After relay the signal is diplexed via a low-pass filter. At this point, 2 m, aircraft and WFM are diplexed. The signal passes through a low-pass filter, continues through the RF directional coupler/power detector (not used in rx), through low-pass filters selected by relays as appropriate for current rx frequency.
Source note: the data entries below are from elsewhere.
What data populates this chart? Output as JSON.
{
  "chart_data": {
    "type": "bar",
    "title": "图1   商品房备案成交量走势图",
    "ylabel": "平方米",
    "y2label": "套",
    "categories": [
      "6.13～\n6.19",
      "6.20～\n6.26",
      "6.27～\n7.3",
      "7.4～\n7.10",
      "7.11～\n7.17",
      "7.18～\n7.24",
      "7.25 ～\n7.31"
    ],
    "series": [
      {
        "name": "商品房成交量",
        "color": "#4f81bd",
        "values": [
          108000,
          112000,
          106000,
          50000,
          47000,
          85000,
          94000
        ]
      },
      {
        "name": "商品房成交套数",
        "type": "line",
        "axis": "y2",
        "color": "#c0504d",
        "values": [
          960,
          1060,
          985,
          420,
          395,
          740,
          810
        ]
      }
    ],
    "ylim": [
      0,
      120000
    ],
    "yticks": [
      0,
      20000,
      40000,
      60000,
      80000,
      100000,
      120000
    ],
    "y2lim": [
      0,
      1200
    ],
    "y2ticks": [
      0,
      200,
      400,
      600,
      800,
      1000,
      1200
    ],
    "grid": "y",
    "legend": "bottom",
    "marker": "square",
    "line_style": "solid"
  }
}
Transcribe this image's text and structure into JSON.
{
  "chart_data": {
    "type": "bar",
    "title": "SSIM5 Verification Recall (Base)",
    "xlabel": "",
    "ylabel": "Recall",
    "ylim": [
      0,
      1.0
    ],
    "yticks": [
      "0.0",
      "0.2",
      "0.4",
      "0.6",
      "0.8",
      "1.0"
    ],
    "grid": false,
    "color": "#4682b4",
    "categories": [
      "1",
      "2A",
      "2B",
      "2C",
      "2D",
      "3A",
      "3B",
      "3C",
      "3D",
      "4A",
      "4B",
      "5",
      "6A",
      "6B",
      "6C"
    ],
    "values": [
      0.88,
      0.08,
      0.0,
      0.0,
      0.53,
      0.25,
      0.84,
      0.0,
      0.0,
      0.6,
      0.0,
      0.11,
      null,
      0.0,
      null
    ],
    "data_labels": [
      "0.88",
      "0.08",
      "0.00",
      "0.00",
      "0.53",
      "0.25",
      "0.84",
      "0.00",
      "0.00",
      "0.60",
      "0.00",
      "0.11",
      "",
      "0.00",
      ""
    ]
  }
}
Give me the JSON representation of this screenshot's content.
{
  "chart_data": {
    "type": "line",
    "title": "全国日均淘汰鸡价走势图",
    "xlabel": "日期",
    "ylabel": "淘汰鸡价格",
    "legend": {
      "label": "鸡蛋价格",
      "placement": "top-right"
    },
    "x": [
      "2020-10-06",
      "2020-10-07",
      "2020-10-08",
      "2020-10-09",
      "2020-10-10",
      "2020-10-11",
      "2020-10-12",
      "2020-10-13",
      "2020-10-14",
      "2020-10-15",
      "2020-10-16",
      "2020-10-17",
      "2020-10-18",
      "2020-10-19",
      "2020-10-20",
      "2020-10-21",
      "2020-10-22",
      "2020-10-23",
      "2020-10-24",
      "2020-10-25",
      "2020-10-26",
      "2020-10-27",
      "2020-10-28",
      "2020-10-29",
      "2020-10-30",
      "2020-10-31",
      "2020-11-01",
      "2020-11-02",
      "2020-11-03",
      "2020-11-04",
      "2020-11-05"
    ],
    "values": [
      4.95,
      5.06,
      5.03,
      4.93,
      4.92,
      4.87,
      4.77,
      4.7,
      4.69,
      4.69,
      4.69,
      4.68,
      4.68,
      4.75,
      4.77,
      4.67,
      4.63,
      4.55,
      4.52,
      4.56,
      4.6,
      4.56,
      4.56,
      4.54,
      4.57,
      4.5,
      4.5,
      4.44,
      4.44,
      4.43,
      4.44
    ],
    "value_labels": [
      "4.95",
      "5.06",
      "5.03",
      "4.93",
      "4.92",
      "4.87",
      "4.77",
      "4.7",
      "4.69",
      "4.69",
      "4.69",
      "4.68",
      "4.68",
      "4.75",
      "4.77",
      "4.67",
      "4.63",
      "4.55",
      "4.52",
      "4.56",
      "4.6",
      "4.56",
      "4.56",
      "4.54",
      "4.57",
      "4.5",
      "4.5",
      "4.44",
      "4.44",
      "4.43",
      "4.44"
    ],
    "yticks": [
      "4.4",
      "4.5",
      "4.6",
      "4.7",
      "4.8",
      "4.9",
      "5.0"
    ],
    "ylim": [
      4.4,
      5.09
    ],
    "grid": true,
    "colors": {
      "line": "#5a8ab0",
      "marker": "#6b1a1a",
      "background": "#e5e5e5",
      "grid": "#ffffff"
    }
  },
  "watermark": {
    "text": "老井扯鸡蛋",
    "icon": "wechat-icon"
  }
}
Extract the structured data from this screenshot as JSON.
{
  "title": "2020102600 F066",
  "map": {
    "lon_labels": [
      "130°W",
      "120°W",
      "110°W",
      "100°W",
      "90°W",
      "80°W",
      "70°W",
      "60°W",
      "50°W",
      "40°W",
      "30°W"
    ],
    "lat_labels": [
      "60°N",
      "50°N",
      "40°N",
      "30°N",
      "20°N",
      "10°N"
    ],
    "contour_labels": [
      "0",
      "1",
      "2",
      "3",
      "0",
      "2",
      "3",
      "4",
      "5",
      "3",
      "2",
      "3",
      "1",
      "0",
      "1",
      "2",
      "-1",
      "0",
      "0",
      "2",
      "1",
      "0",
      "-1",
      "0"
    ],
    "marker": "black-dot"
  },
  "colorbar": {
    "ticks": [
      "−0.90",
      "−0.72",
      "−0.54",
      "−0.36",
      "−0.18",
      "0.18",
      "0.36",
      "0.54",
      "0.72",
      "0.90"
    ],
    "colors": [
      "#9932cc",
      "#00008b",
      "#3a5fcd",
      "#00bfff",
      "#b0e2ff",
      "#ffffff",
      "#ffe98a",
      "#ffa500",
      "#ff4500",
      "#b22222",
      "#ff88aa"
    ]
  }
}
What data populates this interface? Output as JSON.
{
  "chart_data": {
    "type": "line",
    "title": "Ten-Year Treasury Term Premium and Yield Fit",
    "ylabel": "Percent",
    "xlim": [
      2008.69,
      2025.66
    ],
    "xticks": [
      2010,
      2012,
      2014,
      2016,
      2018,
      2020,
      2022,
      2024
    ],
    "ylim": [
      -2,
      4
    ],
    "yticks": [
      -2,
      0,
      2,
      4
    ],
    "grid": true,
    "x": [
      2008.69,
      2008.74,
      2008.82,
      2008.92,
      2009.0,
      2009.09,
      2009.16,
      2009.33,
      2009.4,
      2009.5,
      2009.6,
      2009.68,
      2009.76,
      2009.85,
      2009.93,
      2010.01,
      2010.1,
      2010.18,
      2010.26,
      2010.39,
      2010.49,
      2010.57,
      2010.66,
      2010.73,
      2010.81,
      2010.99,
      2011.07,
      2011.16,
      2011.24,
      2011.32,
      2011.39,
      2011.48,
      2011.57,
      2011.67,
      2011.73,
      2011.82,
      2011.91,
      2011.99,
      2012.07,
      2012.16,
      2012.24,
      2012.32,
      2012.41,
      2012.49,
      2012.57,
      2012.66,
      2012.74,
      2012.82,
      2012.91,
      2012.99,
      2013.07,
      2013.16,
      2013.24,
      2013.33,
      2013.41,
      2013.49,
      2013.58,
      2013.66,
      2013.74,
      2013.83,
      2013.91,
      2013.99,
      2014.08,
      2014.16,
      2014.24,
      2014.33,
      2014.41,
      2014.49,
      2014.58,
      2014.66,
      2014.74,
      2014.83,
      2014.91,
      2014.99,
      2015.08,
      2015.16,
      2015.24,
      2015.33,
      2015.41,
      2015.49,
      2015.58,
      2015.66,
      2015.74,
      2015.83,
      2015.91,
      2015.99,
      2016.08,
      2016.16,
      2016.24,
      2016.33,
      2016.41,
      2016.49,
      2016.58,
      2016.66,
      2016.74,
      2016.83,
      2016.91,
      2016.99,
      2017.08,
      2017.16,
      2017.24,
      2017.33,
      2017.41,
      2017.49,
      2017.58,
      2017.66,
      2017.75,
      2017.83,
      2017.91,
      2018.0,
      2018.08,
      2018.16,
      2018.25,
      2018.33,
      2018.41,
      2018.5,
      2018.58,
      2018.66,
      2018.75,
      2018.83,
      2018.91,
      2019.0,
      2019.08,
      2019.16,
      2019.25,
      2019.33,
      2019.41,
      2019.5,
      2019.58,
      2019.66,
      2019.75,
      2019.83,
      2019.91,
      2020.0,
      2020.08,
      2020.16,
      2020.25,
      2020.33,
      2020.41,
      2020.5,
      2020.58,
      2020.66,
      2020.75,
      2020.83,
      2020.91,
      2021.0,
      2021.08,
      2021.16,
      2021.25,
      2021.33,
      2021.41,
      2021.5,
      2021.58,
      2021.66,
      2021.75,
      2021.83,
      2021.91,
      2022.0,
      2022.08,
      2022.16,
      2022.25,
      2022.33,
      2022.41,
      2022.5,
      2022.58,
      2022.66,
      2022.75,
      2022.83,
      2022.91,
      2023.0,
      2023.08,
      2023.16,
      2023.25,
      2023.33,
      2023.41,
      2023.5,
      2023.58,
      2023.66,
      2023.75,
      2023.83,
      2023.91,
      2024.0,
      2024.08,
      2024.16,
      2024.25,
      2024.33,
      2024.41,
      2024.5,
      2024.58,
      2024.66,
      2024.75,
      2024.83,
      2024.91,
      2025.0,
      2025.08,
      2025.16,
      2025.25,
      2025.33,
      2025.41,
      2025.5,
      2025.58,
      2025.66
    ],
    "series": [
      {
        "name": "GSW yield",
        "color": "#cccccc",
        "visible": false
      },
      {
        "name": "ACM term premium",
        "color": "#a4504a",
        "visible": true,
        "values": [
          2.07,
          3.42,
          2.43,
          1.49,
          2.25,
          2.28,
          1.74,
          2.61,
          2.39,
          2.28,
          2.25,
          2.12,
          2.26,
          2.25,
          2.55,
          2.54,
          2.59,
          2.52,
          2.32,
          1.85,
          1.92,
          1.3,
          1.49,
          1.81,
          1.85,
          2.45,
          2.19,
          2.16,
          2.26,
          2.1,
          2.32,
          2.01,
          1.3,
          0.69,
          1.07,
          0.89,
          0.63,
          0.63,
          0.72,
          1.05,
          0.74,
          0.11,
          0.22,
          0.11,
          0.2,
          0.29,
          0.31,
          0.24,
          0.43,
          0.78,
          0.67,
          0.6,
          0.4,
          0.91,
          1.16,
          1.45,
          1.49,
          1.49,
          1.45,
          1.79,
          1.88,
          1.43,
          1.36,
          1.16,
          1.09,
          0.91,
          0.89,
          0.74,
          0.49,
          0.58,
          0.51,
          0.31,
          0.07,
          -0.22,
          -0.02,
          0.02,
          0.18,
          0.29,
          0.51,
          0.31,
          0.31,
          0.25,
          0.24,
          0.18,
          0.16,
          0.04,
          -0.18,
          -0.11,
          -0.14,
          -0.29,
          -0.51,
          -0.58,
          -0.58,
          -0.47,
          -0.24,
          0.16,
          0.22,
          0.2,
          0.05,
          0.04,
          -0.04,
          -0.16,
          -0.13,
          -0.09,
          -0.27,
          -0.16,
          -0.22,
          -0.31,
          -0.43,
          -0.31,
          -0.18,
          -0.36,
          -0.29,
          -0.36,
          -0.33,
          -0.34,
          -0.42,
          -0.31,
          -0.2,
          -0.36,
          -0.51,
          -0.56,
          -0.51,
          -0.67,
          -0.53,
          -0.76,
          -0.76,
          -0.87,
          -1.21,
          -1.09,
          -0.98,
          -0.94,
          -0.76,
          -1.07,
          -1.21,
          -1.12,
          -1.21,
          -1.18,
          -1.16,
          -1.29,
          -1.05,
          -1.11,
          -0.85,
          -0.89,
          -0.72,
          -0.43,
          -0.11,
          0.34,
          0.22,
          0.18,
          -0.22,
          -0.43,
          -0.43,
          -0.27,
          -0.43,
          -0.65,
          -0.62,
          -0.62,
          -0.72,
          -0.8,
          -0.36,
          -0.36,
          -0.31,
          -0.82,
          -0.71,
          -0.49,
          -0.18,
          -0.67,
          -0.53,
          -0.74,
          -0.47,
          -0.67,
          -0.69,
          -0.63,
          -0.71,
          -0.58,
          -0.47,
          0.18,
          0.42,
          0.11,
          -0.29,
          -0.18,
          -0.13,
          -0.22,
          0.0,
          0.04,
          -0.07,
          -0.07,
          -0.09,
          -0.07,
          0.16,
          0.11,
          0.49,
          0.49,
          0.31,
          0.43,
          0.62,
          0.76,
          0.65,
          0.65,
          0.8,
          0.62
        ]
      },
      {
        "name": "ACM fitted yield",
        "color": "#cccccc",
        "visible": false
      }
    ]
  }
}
The combination of low- and high-pass filters provides broadband bandpass filtering to the rx front end. For 6 m, the high-pass filter includes a preamplifier (always used on 6 m rx and not affected by the IPO menu setting). The appropriate high-pass filter output is selected with a PIN diode with logic levels. The output from the PIN diodes are routed to the MAIN unit. Here the rx signal is applied to dual PIN diode modules (type DAP236U). One path routes the signal directly between the two modules and the other path passes the signal through a 10 db pad - the pad that is switched in as a menu item. The output is then passed through a simple low-pass filter to another DAP236U. One of the outputs is applied to a preamplifier, and the other is applied to a diode, bypassing the preamplifier. The output of the diode is applied to an IF trap. The purpose of this is to prevent 68.33 MHz energy from the antenna from getting into the 1st IF. The HF receive signal is routed to the receive mixer.

===Technical specifications===
- RX freq coverage: 100 kHz-30 MHz, 50 MHz-54 MHz, 76 MHz-108 MHz (WFM), 108 MHz-154 MHz, 420 MHz-450 MHz
- TX freq coverage: 160 - 6 meters, 2 meters, 70 centimeters (amateur bands only), 5.1675 MHz Alaskan emergency frequency (USA model only), 5 fixed channels (USA model FT-817ND only) 5.332 MHz, 5.348 MHz, 5.368 MHz, 5.373 MHz, 5.405 MHz
- Power consumption: 13.8 V DC @ transmit 2A, @ receive 450mA
- Operating voltage range: within 8 -16V (AA alkaline batteries: 12V; nicad battery: 9,6V)
- Tuning steps: 100 Hz AM, FM, WFM; 10 Hz SSB, CW switchable
- Dimensions 13.5 x 4 x 16.8 cm
- Weight appx. 1.2 kg with alkaline batteries and flex antenna
- Emission: CW, SSB, AM, FM, digital mode
- Power output: 5W (SSB, CW, FM), 1.5W (AM, carrier) @ 13.8V
- Carrier suppression: better than -40 dB below rated output
- Unwanted sideband suppression: better than -60 dB below peak output
- Spurious: better than – 40 dB below peak output
- Distortion: better than -31 dB below peak output
- Transmitter freq response: 350 – 2700 Hz (-6 dB)
- Stability: ±0.3 ppm/1 hour @25 °C, after warmup
- Ant output impedance: 50 ohms unbalanced (front BNC connector, rear UHF (SO-239) connector)
- Microphone output impedance: 200-10k ohms (nominal: 600 ohms)
- Receive sensitivity: 100 kHz – 29.999 MHz continuous better than 0.7 microV for S/N 10 dB
- Image rejection: HF/50 MHz: 70 dB, 144/430 MHz: 60 dB
- IF rejection: -60 dB (all freq)
- Selectivity: -6 dB 2.2 kHz, -60 dB 4.5 kHz
- Audio output: 1 W @ 10% THD, 8 ohms

==Accessories==
- Shoulder strap
- Carrying case, soft vinyl
- YHA-63 flex whip antenna for 50/144/430 MHz
- FBA-28 battery case for AA batteries
- E-DC-6 DC cable
- MH-31A8J hand mic
- FNB 72 and 85 internal NiCd/NiMH 9.8V battery packs 1000/1400mAh
- NC-72B battery pack charger
- TCXO stability unit
- DTMF mic
- Cat interface and packet cable
- ATAS 25 portable manually tuned antenna

=== Suitable antenna tuners ===
- MAT-TUNER MAT-10 automatic antenna tuner
- LDG Z817 automatic antenna tuner
- Elecraft T1 miniature automatic antenna tuner
- Emtech ZM-2 small, lightweight manual Z-match tuner for balanced and unbalanced feedlines

==Known weaknesses==
The 2SK2975 FETs in the final stage are VERY sensitive and can easily be destroyed by high SWR, overheating, overvoltage, or voltage peaks. In the ND model, Yaesu (Vertex) replaced the FETs with RD07MVS1 FETs, but the problem may still exist. The RF stage may remain sensitive to damage.

The internal battery should be removed if the radio is to be stored for an extended period. In the non-ND model, a failing battery can cause the finals to oscillate which destroys the FETs. This was corrected with the ND model though it is still recommended that the internal battery be removed for extended storage to prevent this issue as well as to ensure that there is no possibility of battery leakage which can destroy internal components of the radio.